D’autres cas illustrent l’ampleur du problème. À Chambellan, dans la Grand’Anse, un maire adjoint cumule irrégulièrement plusieurs fonctions et agit comme officier d’état civil, rendant les documents délivrés non valides. À Moron, un officier âgé de 84 ans continue d’exercer dans des conditions précaires, sans archivage adéquat des registres. À Cité Soleil, dans l’Ouest, le bureau est fermé depuis le départ de l’officier en 2021, obligeant les habitants à se déplacer vers d’autres communes.


Les conséquences pour la population sont lourdes. De nombreux enfants ne peuvent pas s’inscrire aux examens officiels faute d’acte de naissance. Des jeunes sont exclus des listes électorales. Par ailleurs, des citoyens éprouvent des difficultés à prouver leur identité devant la justice. L’accès aux services publics, notamment les programmes sociaux et la délivrance de passeports, est également compromis.


Face à cette situation, l’OCNH appelle à une réforme structurelle du système d’état civil. L’organisation recommande d’abord la réalisation d’une cartographie nationale des bureaux afin d’identifier les zones les plus touchées. Elle préconise ensuite le recrutement transparent de nouveaux officiers, accompagné de programmes de formation continue.


En outre, le rapport insiste sur la nécessité de moderniser le système à travers la numérisation des registres et l’interconnexion des bases de données administratives. Le renforcement du cadre juridique et institutionnel figure également parmi les priorités avancées.

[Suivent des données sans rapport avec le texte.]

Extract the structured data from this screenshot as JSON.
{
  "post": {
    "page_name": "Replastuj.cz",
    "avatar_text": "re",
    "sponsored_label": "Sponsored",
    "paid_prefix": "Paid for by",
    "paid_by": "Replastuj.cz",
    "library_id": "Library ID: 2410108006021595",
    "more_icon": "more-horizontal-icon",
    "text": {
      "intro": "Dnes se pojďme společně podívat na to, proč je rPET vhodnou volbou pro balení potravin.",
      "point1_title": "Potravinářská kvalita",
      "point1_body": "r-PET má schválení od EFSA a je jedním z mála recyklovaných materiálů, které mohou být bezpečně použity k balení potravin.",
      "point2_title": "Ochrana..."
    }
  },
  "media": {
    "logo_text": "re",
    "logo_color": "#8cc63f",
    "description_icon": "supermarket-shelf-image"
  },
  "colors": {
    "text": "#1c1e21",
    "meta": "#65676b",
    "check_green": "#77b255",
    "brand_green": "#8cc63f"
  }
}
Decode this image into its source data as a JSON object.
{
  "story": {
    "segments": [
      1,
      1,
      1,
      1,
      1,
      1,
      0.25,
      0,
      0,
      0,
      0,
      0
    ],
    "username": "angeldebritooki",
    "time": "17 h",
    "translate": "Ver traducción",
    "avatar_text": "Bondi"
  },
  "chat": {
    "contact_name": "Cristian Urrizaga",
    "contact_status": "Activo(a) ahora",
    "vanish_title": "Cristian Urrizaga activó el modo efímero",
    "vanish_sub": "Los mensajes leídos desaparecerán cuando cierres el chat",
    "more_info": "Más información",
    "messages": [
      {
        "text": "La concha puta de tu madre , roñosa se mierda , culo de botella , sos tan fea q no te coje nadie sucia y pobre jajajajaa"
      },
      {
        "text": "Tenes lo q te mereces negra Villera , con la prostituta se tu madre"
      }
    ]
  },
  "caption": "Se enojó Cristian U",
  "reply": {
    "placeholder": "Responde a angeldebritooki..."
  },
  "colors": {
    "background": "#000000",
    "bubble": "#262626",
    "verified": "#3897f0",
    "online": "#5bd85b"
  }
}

L’OCNH plaide pour que la réforme de l’état civil soit considérée comme une priorité nationale. Selon l’organisation, il ne s’agit pas d’une simple amélioration administrative, mais d’un enjeu central pour la stabilité institutionnelle, la sécurité publique et le développement du pays.


Dans ses recommandations, l’organisation appelle aussi à l’amélioration des conditions de travail dans les bureaux d’état civil, à la révision du mode de nomination des officiers sur des critères de compétence, ainsi qu’à la mise en place de mécanismes de contrôle et d’évaluation réguliers.


En conclusion, le rapport met en garde contre les risques d’aggravation de la crise si aucune mesure n’est prise rapidement. L’absence d’un système d’état civil fiable continue de fragiliser la gouvernance publique et de priver une partie importante de la population de ses droits fondamentaux.